Paul Vannier (LFI) : il faut garantir « la gratuité réelle de l’Éducation nationale, un principe constitutionnel aujourd’hui qui n’est pas garanti »

Création : 31 août 2022
Dernière modification : 26 septembre 2022

Auteur : Jean-Paul Markus, professeur de droit public, Université Paris Saclay 

Secrétariat de rédaction : Loïc Héreng et Emma Cacciamani

Source : FranceInfo, 30 août 2022

Le groupe LFI annonce déposer une proposition de loi posant le principe de gratuité des fournitures, cantines et sorties scolaires, de façon à garantir ce qu’il appelle la “gratuité réelle de l’Éducation nationale”. Or l’enseignement est déjà gratuit juridiquement.

La gratuité de l’enseignement existe déjà 

En 1946, la Constitution a posé le principe selon lequel “l’organisation de l’enseignement public gratuit et laïque à tous les degrés est un devoir de l’État”. Cette disposition a été conservée sous la Constitution de 1958 et s’applique donc encore. À ce titre, il n’existe pas en France de frais d’inscription dans les écoles publiques, et les frais d’entrée à l’université, fixés par arrêté ministériel, varient de 170 à 400 euros selon les cursus, pour les étudiants résidant en France, avec des tarifs plus élevés pour certains cursus (ingénieurs par exemple). Ce n’est pas gratuit, mais le coût moyen d’un étudiant en France étant de 11 530 euros selon le ministère, le juge a pu considérer que les droits exigés étaient “modiques”, d’autant qu’ils s’accompagnent d’un système de bourse.

Ajoutons que cette gratuité n’est pas parfaite, il existe certaines failles : lorsque le lycée n’offre pas certaines options, les parents peuvent faire suivre cette option à leur enfant au Centre national d’études à distance (CNED), mais à leurs frais. De même, les cahiers d’exercice à remplir par l’élève, qui sont des publications payantes, ne sont pas pris en charge non plus, dit le juge.

Que serait une gratuité “réelle” ? 

Cette notion n’existe pas en droit, et elle est encore moins garantie par la Constitution contrairement à ce qu’affirme Paul Vannier. Toutefois il est incontestable qu’entre ce que prévoient les textes et la réalité, il existe souvent une marge : le coût de l’école pour les familles, ce ne sont pas seulement frais d’inscription. Ce sont aussi les frais annexes et indispensables comme les manuels, les fournitures, les tenues de sport, la cantine, etc. C’est d’ailleurs pour cela que sont déjà prévues par le Code de l’éducation, depuis 1982, certaines prises en charge, en particulier celle des manuels scolaires, fournis aux élèves. La gratuité “réelle” consisterait donc en une démarche non juridique mais politique, tendant à aller au-delà de la simple gratuité, qui existe déjà. 

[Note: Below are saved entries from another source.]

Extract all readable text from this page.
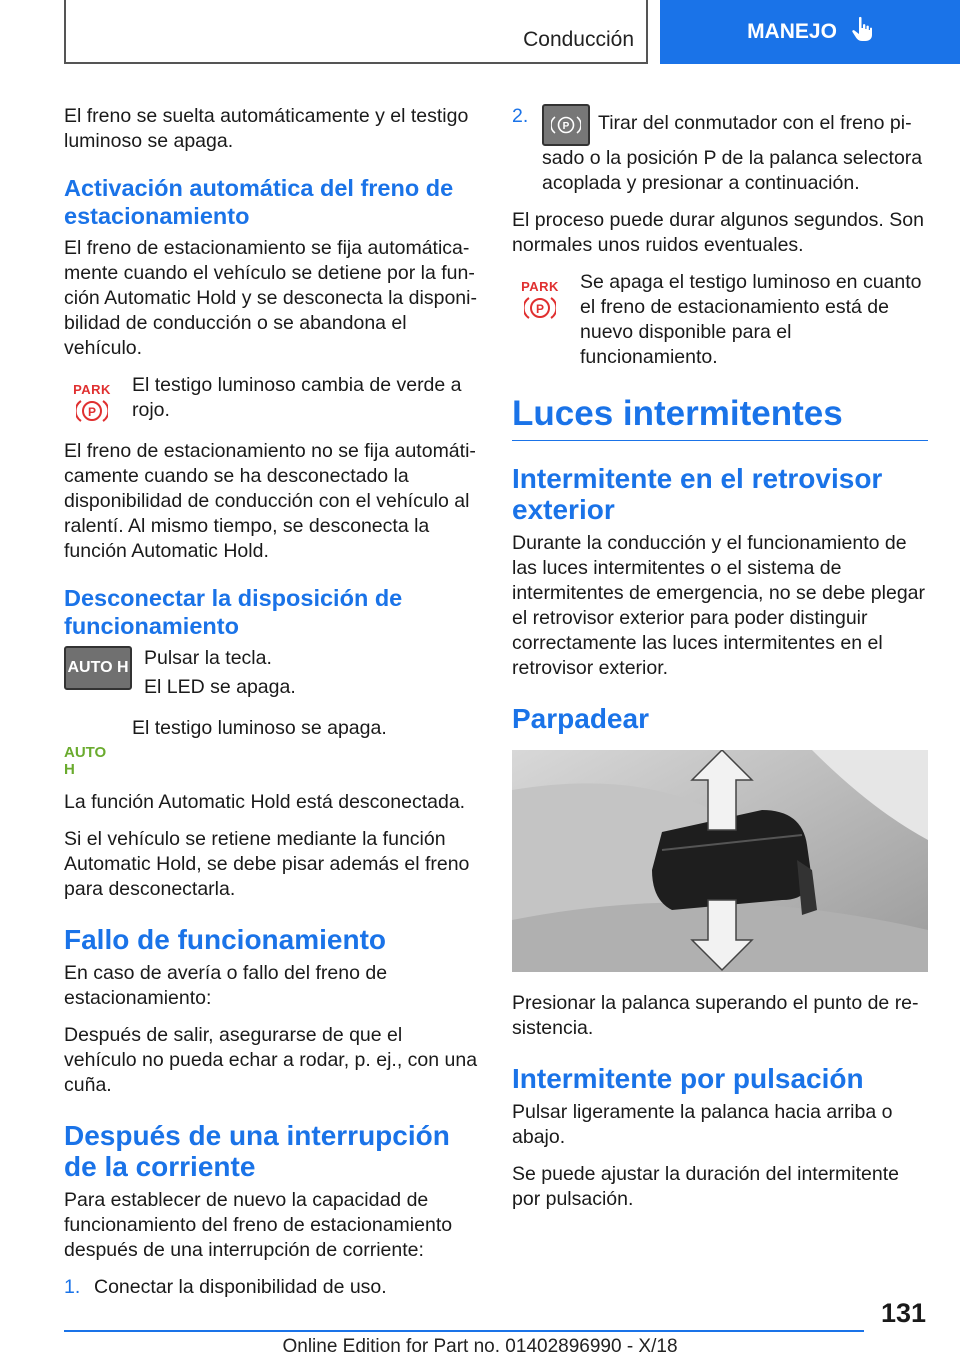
Conducción	MANEJO

El freno se suelta automáticamente y el testigo luminoso se apaga.

Activación automática del freno de estacionamiento

El freno de estacionamiento se fija automáticamente cuando el vehículo se detiene por la función Automatic Hold y se desconecta la disponibilidad de conducción o se abandona el vehículo.

PARK
P

El testigo luminoso cambia de verde a rojo.

El freno de estacionamiento no se fija automáticamente cuando se ha desconectado la disponibilidad de conducción con el vehículo al ralentí. Al mismo tiempo, se desconecta la función Automatic Hold.

Desconectar la disposición de funcionamiento
AUTO H Pulsar la tecla.

El LED se apaga.

AUTO H

El testigo luminoso se apaga.

La función Automatic Hold está desconectada.

Si el vehículo se retiene mediante la función Automatic Hold, se debe pisar además el freno para desconectarla.

Fallo de funcionamiento

En caso de avería o fallo del freno de estacionamiento:

Después de salir, asegurarse de que el vehículo no pueda echar a rodar, p. ej., con una cuña.

Después de una interrupción de la corriente

Para establecer de nuevo la capacidad de funcionamiento del freno de estacionamiento después de una interrupción de corriente:

1. Conectar la disponibilidad de uso.
2.	P Tirar del conmutador con el freno pisado o la posición P de la palanca selectora acoplada y presionar a continuación.

El proceso puede durar algunos segundos. Son normales unos ruidos eventuales.

PARK
P

Se apaga el testigo luminoso en cuanto el freno de estacionamiento está de nuevo disponible para el funcionamiento.

Luces intermitentes
Intermitente en el retrovisor exterior

Durante la conducción y el funcionamiento de las luces intermitentes o el sistema de intermitentes de emergencia, no se debe plegar el retrovisor exterior para poder distinguir correctamente las luces intermitentes en el retrovisor exterior.

Parpadear

Presionar la palanca superando el punto de resistencia.

Intermitente por pulsación

Pulsar ligeramente la palanca hacia arriba o abajo.

Se puede ajustar la duración del intermitente por pulsación.

131
Online Edition for Part no. 01402896990 - X/18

Et en effet, on peut toujours aller plus loin et faire peser sur le contribuable le coût des fournitures, tenues de sport, cantine, transports, sorties scolaires, etc. Faire en sorte que l’école revienne à zéro euro aux familles peut conduire à faire prendre en charge par l’État les cours de soutien, cahiers d’exercices, les transports, y compris en voiture quand il n’existe pas d’autre moyen, les frais d’internat dans certains lycées, le loyer de la chambre d’étudiant et les différents coûts y afférents, les manuels universitaires et l’ordinateur personnel, etc.

Pourquoi pas. Mais alors il ne s’agit plus d’une gratuité au sens de la Constitution. C’est une politique d’éducation, avec les dépenses budgétaires qu’elle induit, et qu’il faut alors chiffrer pour ensuite dégager les recettes qui compenseront. En réalité, au sens du droit budgétaire, c’est la gratuité elle-même qui n’existe pas.

Contacté, Paul Vannier n’a pas répondu à nos sollicitations.